How TV chefs have influenced the nation’s food habits over the years
From Fanny Cradock to Jamie Oliver we take a look back
Ella Walker looks back at how the likes of Delia Smith, Keith Floyd and Gordon Ramsay have changed Britain’s food culture.
Everyone’s got their favourite telly chef – Rick Stein jetting off to Mexico to sample the ceviche, Gordon Ramsay yelling at another poor, incompetent restaurateur, Nigella eating yet more cake – but the actual phenomenon of celebrity chefs is still fairly recent.
Here’s a look back at the celebrity chefs that have shaped what we eat and how we eat it…
In the Fifties, Fanny Cradock became one of the first celebrity chefs
Fanny Cradock found fame on TV in the post-war years, creating recipes with French names that had a thrifty, economical bent. She was known for her restaurant column, Bon Viveur in The Daily Telegraph (co-written with her husband Johnnie) and for being rather eccentric, in both her fashion and make-up choices, as well as her private life. Her food fed a nation grown heartily sick of rationing.
In the Seventies, Delia Smith taught us all the classics
Is there any kitchen in the country that doesn’t contain a Delia Smith cookery book, corners folded down and splattered with food? The woman is a tour de force – and is as well known for her food as for being the joint majority shareholder of Norwich City F.C.. Her direct, no nonsense approach to teaching budding home-cooks the basics, has meant generations of people actually know how to whip a meal up (and supermarkets have certainly benefited from the ‘Delia effect’ – any gadget she used in her programmes was almost guaranteed to sell out in store). Smith retired from cooking on telly in 2013, but she’s still going strong sharing her recipes online.
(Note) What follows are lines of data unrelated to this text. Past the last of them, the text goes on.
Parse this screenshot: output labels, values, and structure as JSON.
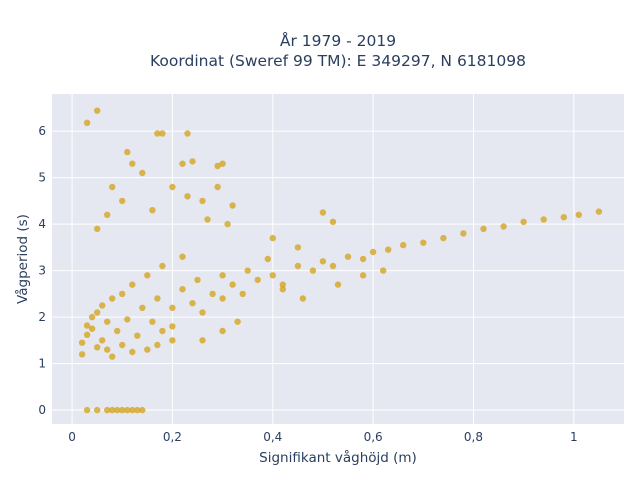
{
  "chart_data": {
    "type": "scatter",
    "title": "År 1979 - 2019",
    "subtitle": "Koordinat (Sweref 99 TM): E 349297, N 6181098",
    "xlabel": "Signifikant våghöjd (m)",
    "ylabel": "Vågperiod (s)",
    "xlim": [
      -0.04,
      1.1
    ],
    "ylim": [
      -0.3,
      6.8
    ],
    "x_ticks": [
      0,
      0.2,
      0.4,
      0.6,
      0.8,
      1
    ],
    "x_tick_labels": [
      "0",
      "0,2",
      "0,4",
      "0,6",
      "0,8",
      "1"
    ],
    "y_ticks": [
      0,
      1,
      2,
      3,
      4,
      5,
      6
    ],
    "y_tick_labels": [
      "0",
      "1",
      "2",
      "3",
      "4",
      "5",
      "6"
    ],
    "grid": true,
    "legend": "none",
    "colors": {
      "marker": "#d4a520",
      "plot_bg": "#e5e8f1",
      "grid": "#ffffff",
      "text": "#2a3f5f"
    },
    "points": [
      [
        0.03,
        6.18
      ],
      [
        0.05,
        6.44
      ],
      [
        0.02,
        1.45
      ],
      [
        0.02,
        1.2
      ],
      [
        0.03,
        1.62
      ],
      [
        0.03,
        1.82
      ],
      [
        0.04,
        1.75
      ],
      [
        0.04,
        2.0
      ],
      [
        0.05,
        1.35
      ],
      [
        0.05,
        2.1
      ],
      [
        0.06,
        1.5
      ],
      [
        0.06,
        2.25
      ],
      [
        0.07,
        1.3
      ],
      [
        0.07,
        1.9
      ],
      [
        0.08,
        1.15
      ],
      [
        0.08,
        2.4
      ],
      [
        0.09,
        1.7
      ],
      [
        0.1,
        1.4
      ],
      [
        0.1,
        2.5
      ],
      [
        0.11,
        1.95
      ],
      [
        0.12,
        1.25
      ],
      [
        0.12,
        2.7
      ],
      [
        0.13,
        1.6
      ],
      [
        0.14,
        2.2
      ],
      [
        0.15,
        1.3
      ],
      [
        0.15,
        2.9
      ],
      [
        0.16,
        1.9
      ],
      [
        0.17,
        2.4
      ],
      [
        0.18,
        1.7
      ],
      [
        0.18,
        3.1
      ],
      [
        0.2,
        2.2
      ],
      [
        0.2,
        1.8
      ],
      [
        0.22,
        2.6
      ],
      [
        0.22,
        3.3
      ],
      [
        0.24,
        2.3
      ],
      [
        0.25,
        2.8
      ],
      [
        0.26,
        2.1
      ],
      [
        0.28,
        2.5
      ],
      [
        0.3,
        2.9
      ],
      [
        0.3,
        2.4
      ],
      [
        0.32,
        2.7
      ],
      [
        0.34,
        2.5
      ],
      [
        0.35,
        3.0
      ],
      [
        0.37,
        2.8
      ],
      [
        0.4,
        2.9
      ],
      [
        0.42,
        2.7
      ],
      [
        0.45,
        3.1
      ],
      [
        0.48,
        3.0
      ],
      [
        0.5,
        3.2
      ],
      [
        0.52,
        3.1
      ],
      [
        0.55,
        3.3
      ],
      [
        0.58,
        3.25
      ],
      [
        0.6,
        3.4
      ],
      [
        0.63,
        3.45
      ],
      [
        0.66,
        3.55
      ],
      [
        0.7,
        3.6
      ],
      [
        0.74,
        3.7
      ],
      [
        0.78,
        3.8
      ],
      [
        0.82,
        3.9
      ],
      [
        0.86,
        3.95
      ],
      [
        0.9,
        4.05
      ],
      [
        0.94,
        4.1
      ],
      [
        0.98,
        4.15
      ],
      [
        1.01,
        4.2
      ],
      [
        1.05,
        4.27
      ],
      [
        0.08,
        4.8
      ],
      [
        0.11,
        5.55
      ],
      [
        0.12,
        5.3
      ],
      [
        0.14,
        5.1
      ],
      [
        0.17,
        5.95
      ],
      [
        0.18,
        5.95
      ],
      [
        0.23,
        5.95
      ],
      [
        0.22,
        5.3
      ],
      [
        0.24,
        5.35
      ],
      [
        0.29,
        5.25
      ],
      [
        0.3,
        5.3
      ],
      [
        0.05,
        3.9
      ],
      [
        0.07,
        4.2
      ],
      [
        0.1,
        4.5
      ],
      [
        0.16,
        4.3
      ],
      [
        0.2,
        4.8
      ],
      [
        0.23,
        4.6
      ],
      [
        0.26,
        4.5
      ],
      [
        0.29,
        4.8
      ],
      [
        0.32,
        4.4
      ],
      [
        0.27,
        4.1
      ],
      [
        0.31,
        4.0
      ],
      [
        0.4,
        3.7
      ],
      [
        0.45,
        3.5
      ],
      [
        0.5,
        4.25
      ],
      [
        0.52,
        4.05
      ],
      [
        0.39,
        3.25
      ],
      [
        0.42,
        2.6
      ],
      [
        0.46,
        2.4
      ],
      [
        0.53,
        2.7
      ],
      [
        0.58,
        2.9
      ],
      [
        0.62,
        3.0
      ],
      [
        0.3,
        1.7
      ],
      [
        0.26,
        1.5
      ],
      [
        0.33,
        1.9
      ],
      [
        0.2,
        1.5
      ],
      [
        0.17,
        1.4
      ],
      [
        0.03,
        0.0
      ],
      [
        0.05,
        0.0
      ],
      [
        0.07,
        0.0
      ],
      [
        0.08,
        0.0
      ],
      [
        0.09,
        0.0
      ],
      [
        0.1,
        0.0
      ],
      [
        0.11,
        0.0
      ],
      [
        0.12,
        0.0
      ],
      [
        0.13,
        0.0
      ],
      [
        0.14,
        0.0
      ]
    ]
  }
}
In the early-Eighties, Keith Floyd made cooking with a glass of wine in one hand mainstream
Ask almost any chef who it was that inspired them, and they’re likely to tell you about Keith Floyd. The restaurateur-turned-radio-presenter and telly chef was the guy who took TV cooking shows out of the studio, and added wine – lots of wine. The likes of Rick Stein – the king of location cooking today – are merely following in Floyd’s charming and rambunctious foodie footsteps.
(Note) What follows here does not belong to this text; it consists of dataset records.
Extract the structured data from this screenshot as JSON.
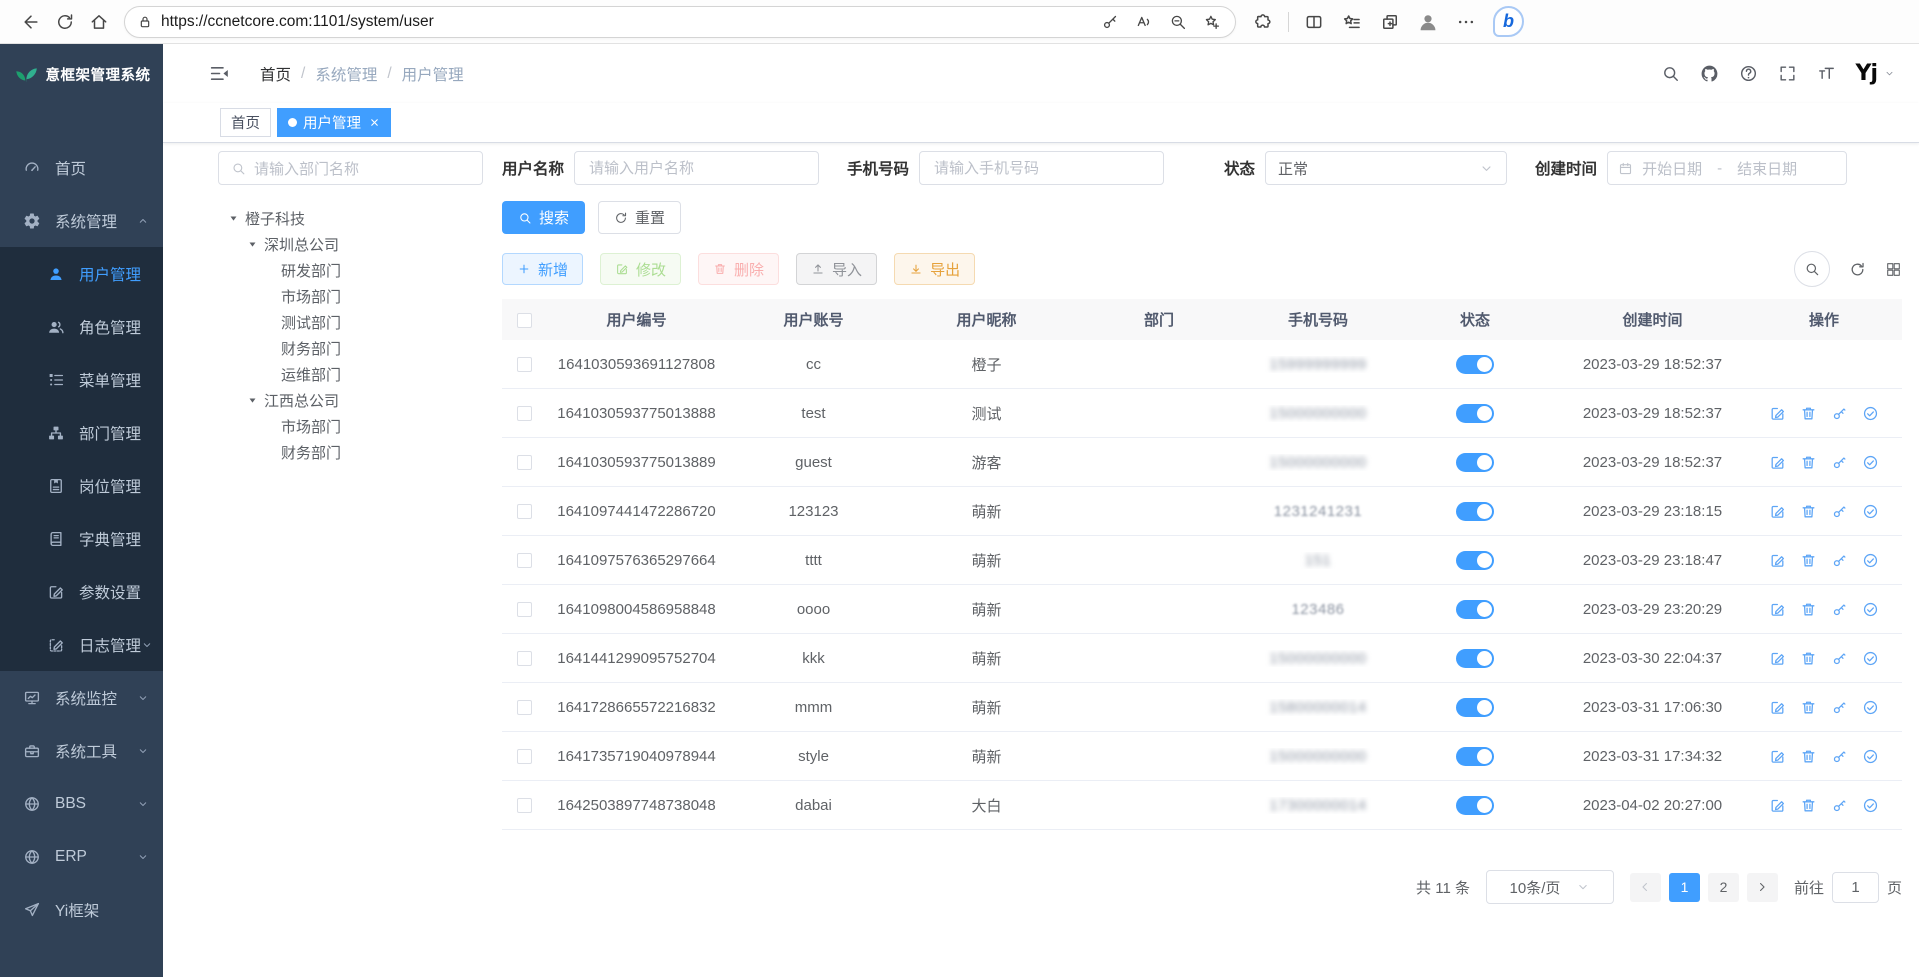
{
  "browser": {
    "url": "https://ccnetcore.com:1101/system/user"
  },
  "app": {
    "title": "意框架管理系统"
  },
  "header": {
    "breadcrumb": [
      "首页",
      "系统管理",
      "用户管理"
    ],
    "avatar_text": "Yj"
  },
  "tabs": [
    {
      "label": "首页",
      "active": false
    },
    {
      "label": "用户管理",
      "active": true
    }
  ],
  "filters": {
    "dept_placeholder": "请输入部门名称",
    "username_label": "用户名称",
    "username_placeholder": "请输入用户名称",
    "phone_label": "手机号码",
    "phone_placeholder": "请输入手机号码",
    "status_label": "状态",
    "status_value": "正常",
    "created_label": "创建时间",
    "date_start_placeholder": "开始日期",
    "date_separator": "-",
    "date_end_placeholder": "结束日期"
  },
  "sidebar": {
    "items": [
      {
        "key": "home",
        "icon": "dashboard",
        "label": "首页",
        "type": "root",
        "caret": ""
      },
      {
        "key": "system",
        "icon": "gear",
        "label": "系统管理",
        "type": "root",
        "caret": "up"
      },
      {
        "key": "user",
        "icon": "user",
        "label": "用户管理",
        "type": "sub",
        "caret": "",
        "active": true
      },
      {
        "key": "role",
        "icon": "users",
        "label": "角色管理",
        "type": "sub",
        "caret": ""
      },
      {
        "key": "menu",
        "icon": "menu-tree",
        "label": "菜单管理",
        "type": "sub",
        "caret": ""
      },
      {
        "key": "dept",
        "icon": "org",
        "label": "部门管理",
        "type": "sub",
        "caret": ""
      },
      {
        "key": "post",
        "icon": "badge",
        "label": "岗位管理",
        "type": "sub",
        "caret": ""
      },
      {
        "key": "dict",
        "icon": "book",
        "label": "字典管理",
        "type": "sub",
        "caret": ""
      },
      {
        "key": "config",
        "icon": "edit-square",
        "label": "参数设置",
        "type": "sub",
        "caret": ""
      },
      {
        "key": "log",
        "icon": "log",
        "label": "日志管理",
        "type": "sub",
        "caret": "down"
      },
      {
        "key": "monitor",
        "icon": "monitor",
        "label": "系统监控",
        "type": "root",
        "caret": "down"
      },
      {
        "key": "tools",
        "icon": "toolbox",
        "label": "系统工具",
        "type": "root",
        "caret": "down"
      },
      {
        "key": "bbs",
        "icon": "globe",
        "label": "BBS",
        "type": "root",
        "caret": "down"
      },
      {
        "key": "erp",
        "icon": "globe",
        "label": "ERP",
        "type": "root",
        "caret": "down"
      },
      {
        "key": "yiframe",
        "icon": "send",
        "label": "Yi框架",
        "type": "root",
        "caret": ""
      }
    ]
  },
  "tree": {
    "nodes": [
      {
        "label": "橙子科技",
        "level": 1,
        "caret": true
      },
      {
        "label": "深圳总公司",
        "level": 2,
        "caret": true
      },
      {
        "label": "研发部门",
        "level": 3,
        "caret": false
      },
      {
        "label": "市场部门",
        "level": 3,
        "caret": false
      },
      {
        "label": "测试部门",
        "level": 3,
        "caret": false
      },
      {
        "label": "财务部门",
        "level": 3,
        "caret": false
      },
      {
        "label": "运维部门",
        "level": 3,
        "caret": false
      },
      {
        "label": "江西总公司",
        "level": 2,
        "caret": true
      },
      {
        "label": "市场部门",
        "level": 3,
        "caret": false
      },
      {
        "label": "财务部门",
        "level": 3,
        "caret": false
      }
    ]
  },
  "actions": {
    "search": "搜索",
    "reset": "重置",
    "add": "新增",
    "edit": "修改",
    "delete": "删除",
    "import": "导入",
    "export": "导出"
  },
  "table": {
    "columns": [
      "用户编号",
      "用户账号",
      "用户昵称",
      "部门",
      "手机号码",
      "状态",
      "创建时间",
      "操作"
    ],
    "rows": [
      {
        "id": "1641030593691127808",
        "account": "cc",
        "nickname": "橙子",
        "dept": "",
        "phone": "15999999999",
        "blur": "heavy",
        "status": true,
        "created": "2023-03-29 18:52:37",
        "ops": false
      },
      {
        "id": "1641030593775013888",
        "account": "test",
        "nickname": "测试",
        "dept": "",
        "phone": "15000000000",
        "blur": "heavy",
        "status": true,
        "created": "2023-03-29 18:52:37",
        "ops": true
      },
      {
        "id": "1641030593775013889",
        "account": "guest",
        "nickname": "游客",
        "dept": "",
        "phone": "15000000000",
        "blur": "heavy",
        "status": true,
        "created": "2023-03-29 18:52:37",
        "ops": true
      },
      {
        "id": "1641097441472286720",
        "account": "123123",
        "nickname": "萌新",
        "dept": "",
        "phone": "1231241231",
        "blur": "light",
        "status": true,
        "created": "2023-03-29 23:18:15",
        "ops": true
      },
      {
        "id": "1641097576365297664",
        "account": "tttt",
        "nickname": "萌新",
        "dept": "",
        "phone": "151",
        "blur": "heavy",
        "status": true,
        "created": "2023-03-29 23:18:47",
        "ops": true
      },
      {
        "id": "1641098004586958848",
        "account": "oooo",
        "nickname": "萌新",
        "dept": "",
        "phone": "123486",
        "blur": "light",
        "status": true,
        "created": "2023-03-29 23:20:29",
        "ops": true
      },
      {
        "id": "1641441299095752704",
        "account": "kkk",
        "nickname": "萌新",
        "dept": "",
        "phone": "15000000000",
        "blur": "heavy",
        "status": true,
        "created": "2023-03-30 22:04:37",
        "ops": true
      },
      {
        "id": "1641728665572216832",
        "account": "mmm",
        "nickname": "萌新",
        "dept": "",
        "phone": "15800000014",
        "blur": "heavy",
        "status": true,
        "created": "2023-03-31 17:06:30",
        "ops": true
      },
      {
        "id": "1641735719040978944",
        "account": "style",
        "nickname": "萌新",
        "dept": "",
        "phone": "15000000000",
        "blur": "heavy",
        "status": true,
        "created": "2023-03-31 17:34:32",
        "ops": true
      },
      {
        "id": "1642503897748738048",
        "account": "dabai",
        "nickname": "大白",
        "dept": "",
        "phone": "17300000014",
        "blur": "heavy",
        "status": true,
        "created": "2023-04-02 20:27:00",
        "ops": true
      }
    ]
  },
  "pagination": {
    "total_text": "共 11 条",
    "page_size": "10条/页",
    "pages": [
      "1",
      "2"
    ],
    "current_page": "1",
    "goto_label": "前往",
    "goto_value": "1",
    "goto_suffix": "页"
  },
  "colors": {
    "primary": "#409eff",
    "sidebar_bg": "#304156",
    "submenu_bg": "#1f2d3d",
    "success": "#67c23a",
    "danger": "#f56c6c",
    "warning": "#e6a23c",
    "info": "#909399"
  }
}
In the mid-Nineties, Heston Blumenthal brought science into the kitchen
Gels, foams, bizarre flavour combinations and meals that confound the eyes as well as the taste buds – Heston Blumenthal pioneered the role of wacky professor in the food world. The Fat Duck owner’s incredible, cult-status creations include snail porridge with crispy frog legs, his meat fruit (chicken liver and fois gras parfait in the shape of a mandarin), and Sound of the Sea (a meal that is served with an iPod). There’s no one else quite like him.
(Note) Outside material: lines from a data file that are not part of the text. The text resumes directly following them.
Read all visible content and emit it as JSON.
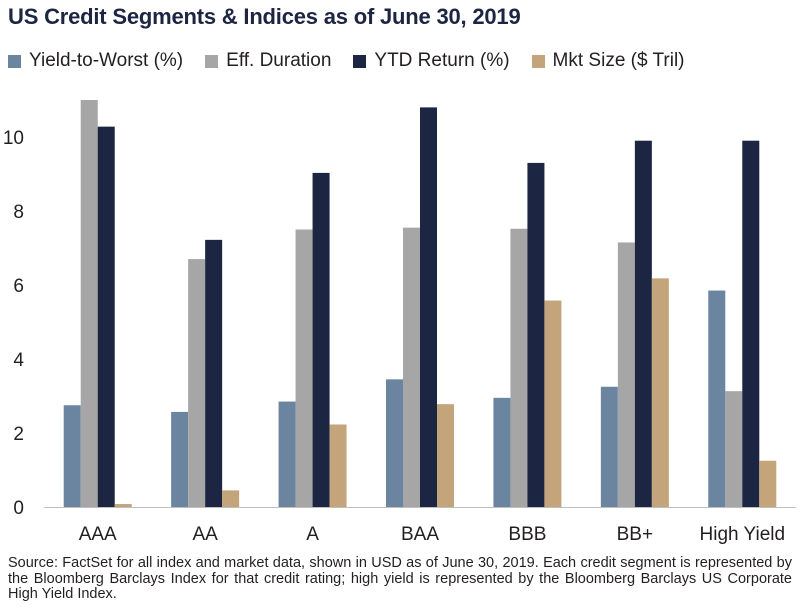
{
  "chart_data": {
    "type": "bar",
    "title": "US Credit Segments & Indices as of June 30, 2019",
    "categories": [
      "AAA",
      "AA",
      "A",
      "BAA",
      "BBB",
      "BB+",
      "High Yield"
    ],
    "series": [
      {
        "name": "Yield-to-Worst (%)",
        "color": "#6b84a0",
        "values": [
          2.75,
          2.57,
          2.85,
          3.45,
          2.95,
          3.25,
          5.85
        ]
      },
      {
        "name": "Eff. Duration",
        "color": "#a6a6a6",
        "values": [
          11.0,
          6.7,
          7.5,
          7.55,
          7.52,
          7.15,
          3.13
        ]
      },
      {
        "name": "YTD Return (%)",
        "color": "#1c2541",
        "values": [
          10.28,
          7.22,
          9.03,
          10.8,
          9.3,
          9.9,
          9.9
        ]
      },
      {
        "name": "Mkt Size ($ Tril)",
        "color": "#c4a57b",
        "values": [
          0.08,
          0.45,
          2.23,
          2.78,
          5.58,
          6.18,
          1.25
        ]
      }
    ],
    "ylim": [
      0,
      11
    ],
    "yticks": [
      0,
      2,
      4,
      6,
      8,
      10
    ],
    "ytick_labels": [
      "0",
      "2",
      "4",
      "6",
      "8",
      "10"
    ],
    "xlabel": "",
    "ylabel": "",
    "grid": false,
    "legend_position": "top"
  },
  "source_note": "Source: FactSet for all index and market data, shown in USD as of June 30, 2019. Each credit segment is represented by the Bloomberg Barclays Index for that credit rating; high yield is represented by the Bloomberg Barclays US Corporate High Yield Index."
}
In the late-Nineties, Nigella gave us avocado on toast
Yep, apparently Nigella invented avocado on toast – or was at least the first person to publicly share a ‘recipe’ for the act of mashing an avocado and spreading it on toasted bread. She did, of course, receive a huge amount of flack for it, but Nigella, a former journalist, seems invincible. Her simple, colourful recipes (no fancy chopping, she’s a home-cook after all) are as well-loved as those segments in her TV series where she sneaks downstairs at night for a slice of chocolate cake from the fridge. The woman made cooking sexy.
Jamie Oliver made cooking cool
Cheeky chappie Jamie Oliver hit TV screens as The Naked Chef in 1999, bringing with him an attitude that said: ‘Lads, you can cook too’. He had herbs on his little flat’s windowsill, knew what to do with Italian flavours (thanks to working with Antonio Carluccio and Gennaro Contaldo in his early kitchen jobs), and was always coming up with recipes to salve a hangover. Since then, he’s fought for healthier lunch options in schools (no turkey twizzlers) and had us cooking meals that take no longer than 15 minutes, or most recently, use just five ingredients.
And Gordon Ramsay showed us just how angry chefs can get
He might have a clutch of Michelin stars to his name, but Gordon Ramsay will forever be best known for using the ‘F’ word. He swore his way through most of the late-Nineties and Noughties on the likes of Hell’s Kitchen and Ramsay’s Kitchen Nightmares, giving rise to the idea that, to be a real chef, you’ve got to have a temper (Marco Pierre White certainly helped encourage the impression). Although in recent years, Ramsay’s actually become quite the family man (his daughter Tilly’s first cookbook came out in 2017) and he’s moving into the wellbeing side of cookbooks (check out Gordon Ramsay’s Ultimate Fit Food).
In the early-Noughties, Hugh Fearnley-Whittingstall raised awareness of food ethics
The floppy haired food writer and River Cottage chef was one of the first celebrity cooks to really talk about where our food is grown, reared, slaughtered and fished, helping us become more aware of the wider implications of what goes on our plates than ever before. He’s championed seasonal produce, responsible fishing and, most recently, embarked on a war on food waste. He’s also the guy who flambéed, puréed and served a human placenta on national television… which hasn’t exactly taken off, thankfully.